Artificial intelligence

Every e-mail in the right box


Large companies receive hundreds of e-mail enquiries every day. But who answers which e-mail? Assigning them isn’t as simple as it seems. Swisscom has developed algorithms to take over the chore of sorting e-mails. Artificial intelligence already works more precisely than manual assignment by humans.


Text: Ladina Camemisch, images: © Strandperle, 13




Anna works at the help desk for an international company. Every day, hundreds of enquiries land in her inbox. Anna can answer some of them directly, but she has to forward many others: to customer advisors, technical experts or to the invoice centre. Sometimes Anna has no idea who to send the enquiry to. She starts researching and forwards the e-mail to whoever she thinks is best. Sometimes an e-mail like this embarks on an odyssey that lasts days before it ends up with the right person to answer it. The customer has to wait days for an answer. But time is valuable, both for customers and for Anna.

So how can the company speed up the process? The answer is artificial intelligence.

In a feasibility study, Swisscom and its joint venture Swisscom Digital Technology (SDT) developed a solution for automatic e-mail sorting. The artificial intelligence records the content and sends the e-mails directly to the right recipient, without any need for manual e-mail assignment. But the solution is capable of much more. It anonymises confidential data, recognises the language and identifies certain keywords, hot topics or VIP customers.

The feasibility study was a success – experience from the pilot project is now being used to refine the system further. David Rüfenacht, Product Manager at Swisscom Digital Enterprise Solutions, says: “The success or failure of an AI solution is usually due mainly to the people in involved, rather than the technical implementation. That’s why at the start of every project I make sure everyone at the table is talking about the same thing.” For many of those taking part, AI is something completely new. Some customers’ expectations are unrealistic or their data quality isn’t sufficient – but artificial intelligence is absolutely dependent on the available data pool.


How e-mail sorting works

To train the AI system using what is known as the supervised learning method, it was first provided with a set of structured and unstructured e-mails. “Using e-mails that had been processed, we set up an initial algorithm and trained the system with the basic functionalities”, explains Rüfenacht. This phase took around a month. For further improvements, Rüfenacht and his team then concentrated on the processing and classification of the e-mails in real time. To extract context information from the e-mails on the content and sender, the experts used advanced AI techniques such as named entity recognition, boosting, keyword extraction and pattern recognition. Finally, company staff spent four weeks monitoring the results and using a click to rate whether the e-mail was forwarded to the right department. The feedback from these employees was used to refine the algorithm, so that the AI system continued learning all the time. After only eight weeks, the feasibility study was already completed. 

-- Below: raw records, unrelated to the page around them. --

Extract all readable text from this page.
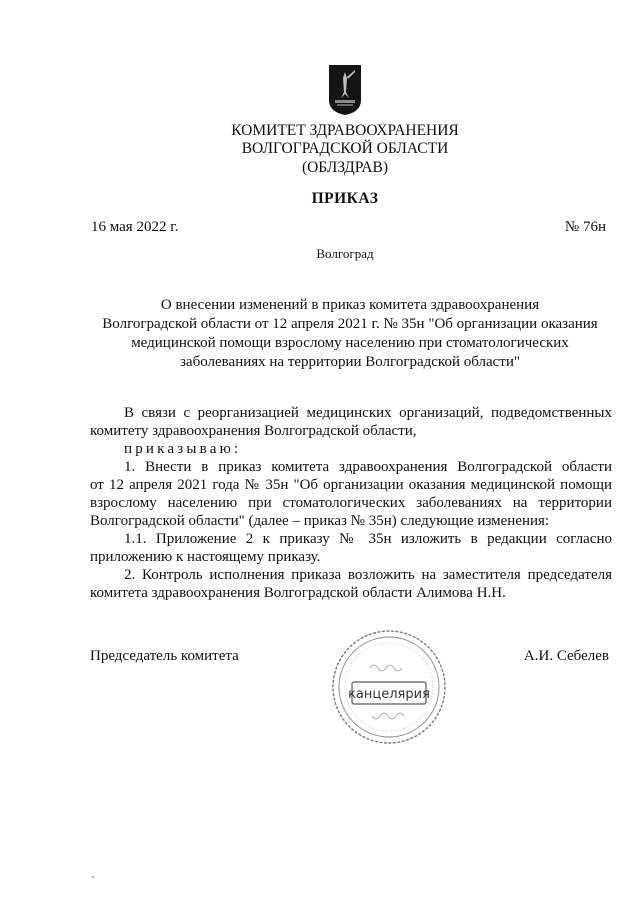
КОМИТЕТ ЗДРАВООХРАНЕНИЯ
ВОЛГОГРАДСКОЙ ОБЛАСТИ
(ОБЛЗДРАВ)
ПРИКАЗ
16 мая 2022 г.	№ 76н
Волгоград
О внесении изменений в приказ комитета здравоохранения
Волгоградской области от 12 апреля 2021 г. № 35н "Об организации оказания
медицинской помощи взрослому населению при стоматологических
заболеваниях на территории Волгоградской области"
В связи с реорганизацией медицинских организаций, подведомственных
комитету здравоохранения Волгоградской области,
приказываю:
1. Внести в приказ комитета здравоохранения Волгоградской области
от 12 апреля 2021 года № 35н "Об организации оказания медицинской помощи
взрослому населению при стоматологических заболеваниях на территории
Волгоградской области" (далее – приказ № 35н) следующие изменения:
1.1. Приложение 2 к приказу № 35н изложить в редакции согласно
приложению к настоящему приказу.
2. Контроль исполнения приказа возложить на заместителя председателя
комитета здравоохранения Волгоградской области Алимова Н.Н.
Председатель комитета	А.И. Себелев
канцелярия
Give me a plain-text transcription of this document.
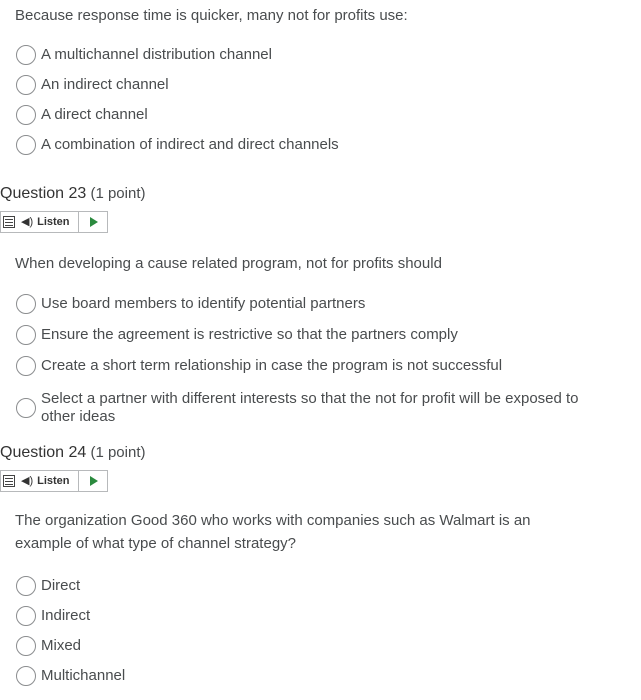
Because response time is quicker, many not for profits use:
A multichannel distribution channel
An indirect channel
A direct channel
A combination of indirect and direct channels
Question 23 (1 point)
◀) Listen
When developing a cause related program, not for profits should
Use board members to identify potential partners
Ensure the agreement is restrictive so that the partners comply
Create a short term relationship in case the program is not successful
Select a partner with different interests so that the not for profit will be exposed to other ideas
Question 24 (1 point)
◀) Listen
The organization Good 360 who works with companies such as Walmart is an example of what type of channel strategy?
Direct
Indirect
Mixed
Multichannel
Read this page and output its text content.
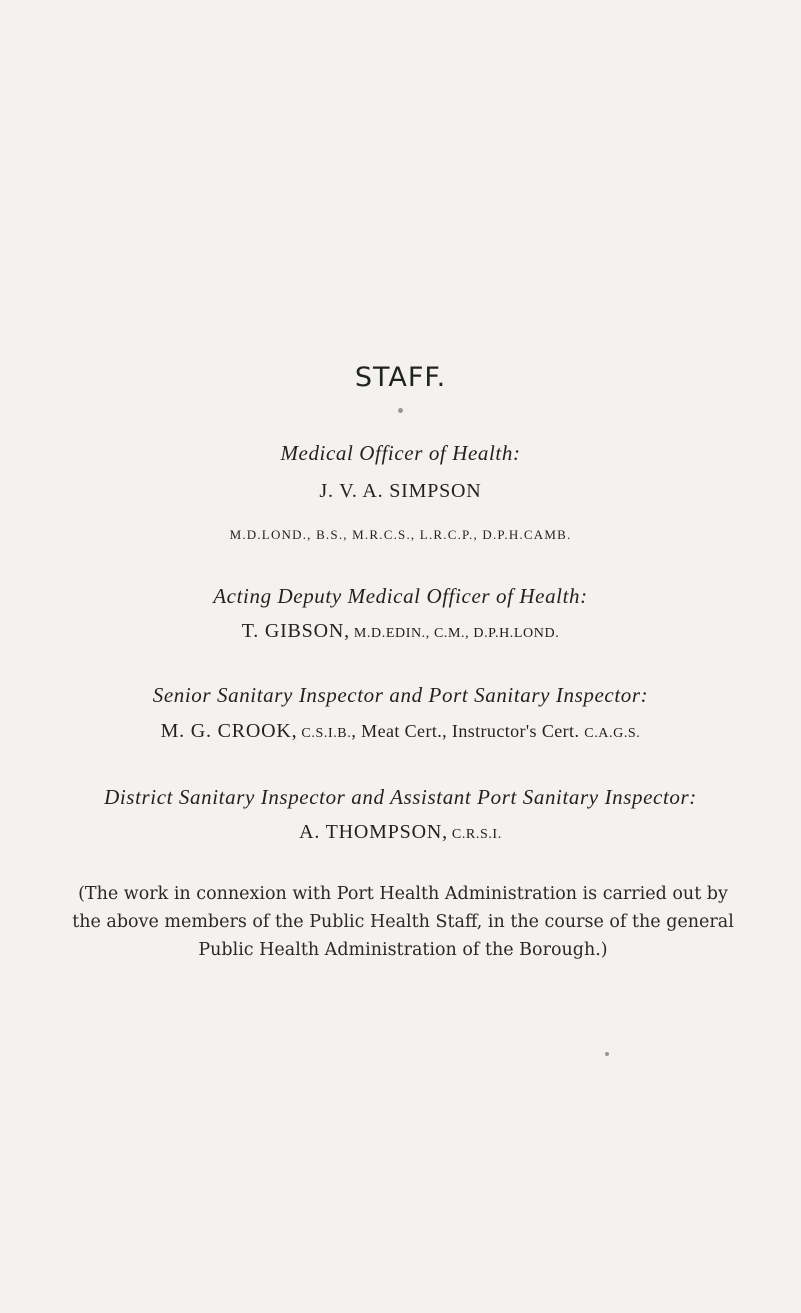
STAFF.
Medical Officer of Health:
J. V. A. SIMPSON
M.D.LOND., B.S., M.R.C.S., L.R.C.P., D.P.H.CAMB.
Acting Deputy Medical Officer of Health:
T. GIBSON, M.D.EDIN., C.M., D.P.H.LOND.
Senior Sanitary Inspector and Port Sanitary Inspector:
M. G. CROOK, C.S.I.B., Meat Cert., Instructor's Cert. C.A.G.S.
District Sanitary Inspector and Assistant Port Sanitary Inspector:
A. THOMPSON, C.R.S.I.
(The work in connexion with Port Health Administration is carried out by
the above members of the Public Health Staff, in the course of the general
Public Health Administration of the Borough.)
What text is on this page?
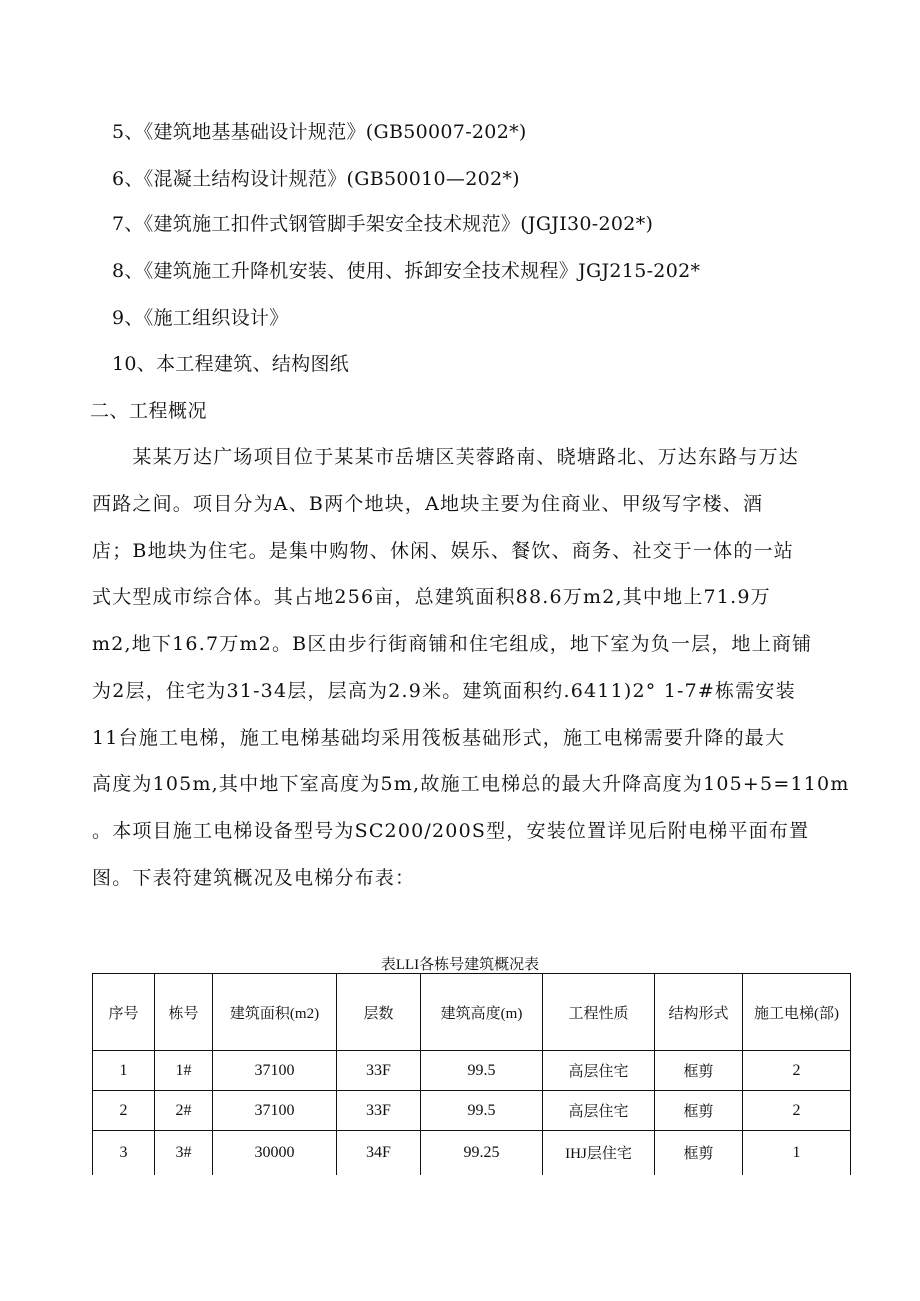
5、《建筑地基基础设计规范》(GB50007-202*)
6、《混凝土结构设计规范》(GB50010—202*)
7、《建筑施工扣件式钢管脚手架安全技术规范》(JGJI30-202*)
8、《建筑施工升降机安装、使用、拆卸安全技术规程》JGJ215-202*
9、《施工组织设计》
10、本工程建筑、结构图纸
二、工程概况
　　某某万达广场项目位于某某市岳塘区芙蓉路南、晓塘路北、万达东路与万达
西路之间。项目分为A、B两个地块，A地块主要为住商业、甲级写字楼、酒
店；B地块为住宅。是集中购物、休闲、娱乐、餐饮、商务、社交于一体的一站
式大型成市综合体。其占地256亩，总建筑面积88.6万m2,其中地上71.9万
m2,地下16.7万m2。B区由步行街商铺和住宅组成，地下室为负一层，地上商铺
为2层，住宅为31-34层，层高为2.9米。建筑面积约.6411)2° 1-7#栋需安装
11台施工电梯，施工电梯基础均采用筏板基础形式，施工电梯需要升降的最大
高度为105m,其中地下室高度为5m,故施工电梯总的最大升降高度为105+5=110m
。本项目施工电梯设备型号为SC200/200S型，安装位置详见后附电梯平面布置
图。下表符建筑概况及电梯分布表：
表LLI各栋号建筑概况表
序号	栋号	建筑面积(m2)	层数	建筑高度(m)	工程性质	结构形式	施工电梯(部)
1	1#	37100	33F	99.5	高层住宅	框剪	2
2	2#	37100	33F	99.5	高层住宅	框剪	2
3	3#	30000	34F	99.25	IHJ层住宅	框剪	1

A better hit rate than humans

At the beginning, the success rate for automatic e-mail sorting was 50 to 60 percent. After the feedback from the staff, the system demonstrated a steep learning curve and reached a score of around 90 percent. “This means allocation of e-mails by AI is more accurate than by humans”, says Rüfenacht. The results are therefore very promising. With the help of artificial intelligence, the company has dramatically reduced its response time to tickets, reduced its operating costs and downtimes, and at the same time increased productivity. The additional context information is also very valuable to the company, because it makes it easier to process the e-mails.

Building on the experience from the feasibility study, Swisscom has continued to improve the e-mail assignment solution. The client is confident in the system and will now use AI to assist its help desks. For Rüfenacht, the case is clear: “Every large company is faced with an almost overwhelming flood of e-mails – whatever sector it operates in. Artificial intelligence can help stem the tide.”


Focussing on the essentials

And what about Anna? She still gets lots of e-mails. But now she no longer needs to worry about forwarding them, and can get on with customer support straight away. Because she knows that she only gets the e-mails that are actually intended for her. And that’s half the job done already.